The reading of the variable in 0x804855a and 0x804855f does not need to be atomic. Using the compare-and-swap instruction to increment looks like this in pseudocode:

oldValue = *dest; // non-atomic: tearing between the halves is unlikely but possible
do {
    newValue = oldValue+1;
} while (!compare_and_swap(dest, &oldValue, newValue));

Since the compare-and-swap checks that *dest == oldValue before swapping, it will act as a safeguard - so that if the value in oldValue is incorrect, the loop will be tried again, so there's no problem if the non-atomic read resulted in an incorrect value.

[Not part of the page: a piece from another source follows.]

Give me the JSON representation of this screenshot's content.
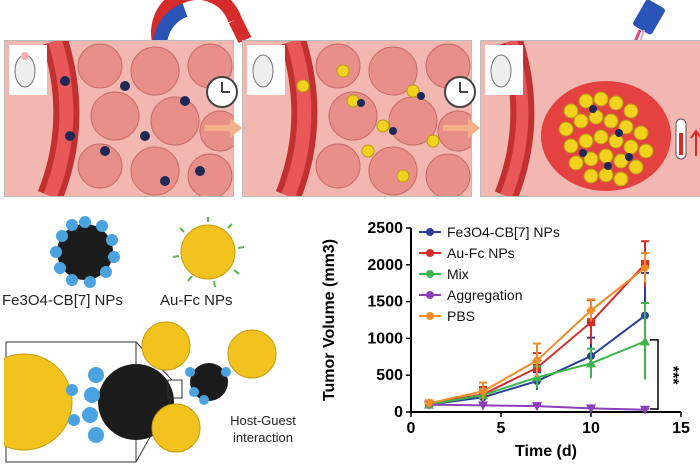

The 64-bit access to *dest done by lock cmpxchg8b is atomic (as part of an atomic RMW of *dest). Any tearing in loading the 2 halves separately will be caught here. Or if a write from another core happened after the initial read, before lock cmpxchg8b: this is possible even with single-register-width cmpxchg-retry loops. (e.g. to implement atomic fetch_mul or an atomic float, or other RMW operations that x86's lock prefix doesn't let us do directly.)

---

Your second question was why the line oldValue = *dest is not inside the loop. This is because the compare_and_swap function will always replace the value of oldValue with the actual value of *dest. So it will essentially perform the line oldValue = *dest for you, and there's no point in doing it again. In the case of the cmpxchg8b instruction, it will put the contents of the memory operand in edx:eax when the comparison fails.

The pseudocode for compare_and_swap is:

bool compare_and_swap (int *dest, int *oldVal, int newVal)
{
  do atomically {
    if ( *oldVal == *dest ) {
        *dest = newVal;
        return true;
    } else {
        *oldVal = *dest;
        return false;
    }
  }
}

By the way, in your code you need to ensure that v is aligned to 64 bits - otherwise it could be split between two cache lines and the cmpxchg8b instruction will not be performed atomically. You can use GCC's __attribute__((aligned(8))) for this.